The documented later life points the other way. Gage held steady work in a livery stable, then spent years in Chile driving a stagecoach, handling a heavily laden six-horse team. That is not the resume of a man incapable of planning or self-control, and Macmillan has argued it suggests a substantial recovery in the years after the injury, the kind of regaining of function the early accounts leave out. Harlow himself was careful on this point.

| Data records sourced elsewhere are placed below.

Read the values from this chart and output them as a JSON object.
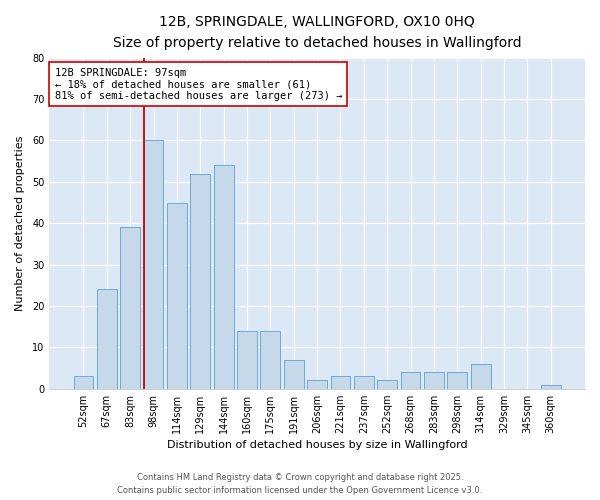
{
  "title": "12B, SPRINGDALE, WALLINGFORD, OX10 0HQ",
  "subtitle": "Size of property relative to detached houses in Wallingford",
  "xlabel": "Distribution of detached houses by size in Wallingford",
  "ylabel": "Number of detached properties",
  "categories": [
    "52sqm",
    "67sqm",
    "83sqm",
    "98sqm",
    "114sqm",
    "129sqm",
    "144sqm",
    "160sqm",
    "175sqm",
    "191sqm",
    "206sqm",
    "221sqm",
    "237sqm",
    "252sqm",
    "268sqm",
    "283sqm",
    "298sqm",
    "314sqm",
    "329sqm",
    "345sqm",
    "360sqm"
  ],
  "values": [
    3,
    24,
    39,
    60,
    45,
    52,
    54,
    14,
    14,
    7,
    2,
    3,
    3,
    2,
    4,
    4,
    4,
    6,
    0,
    0,
    1
  ],
  "bar_color": "#c5d9ea",
  "bar_edge_color": "#6aaad4",
  "vline_x_index": 3,
  "vline_color": "#cc0000",
  "annotation_line1": "12B SPRINGDALE: 97sqm",
  "annotation_line2": "← 18% of detached houses are smaller (61)",
  "annotation_line3": "81% of semi-detached houses are larger (273) →",
  "annotation_box_color": "#ffffff",
  "annotation_box_edge": "#cc0000",
  "ylim": [
    0,
    80
  ],
  "yticks": [
    0,
    10,
    20,
    30,
    40,
    50,
    60,
    70,
    80
  ],
  "bg_color": "#dce8f5",
  "footer_line1": "Contains HM Land Registry data © Crown copyright and database right 2025.",
  "footer_line2": "Contains public sector information licensed under the Open Government Licence v3.0.",
  "title_fontsize": 10,
  "subtitle_fontsize": 8.5,
  "axis_label_fontsize": 8,
  "tick_fontsize": 7,
  "annotation_fontsize": 7.5,
  "footer_fontsize": 6
}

Mentally, he wrote, the recovery was only partial, the faculties “enfeebled in their manifestations,” but there was “nothing like dementia.”
There is even confusion about the ending. Harlow gives the date of death as 1861 and the survival as twelve years and some months, but the date now established by later researchers is May 1860, which puts the survival closer to eleven years and eight months. Gage died in San Francisco after a series of seizures, probably late consequences of the old head injury. No autopsy was performed. His skull and the iron were later recovered at Harlow’s request and remain at Harvard.
What is left when the legend is set aside
Strip away the embellishments and the case is, if anything, more interesting. A man took a metal bar through the front of his brain, stayed awake through it, and walked within the hour. He lived more than a decade longer, worked, traveled, and was changed in ways his doctor recorded honestly and without exaggeration. The specifics of how he was changed, and how much, are thinner and more human than the monster of the retellings.
That gap between the careful record and the story it grew into is its own kind of lesson. The question worth sitting with is not how badly the iron ruined Phineas Gage. It is how little of what everyone is sure they know about him ever made it into the careful record, and how much accumulated in the retelling.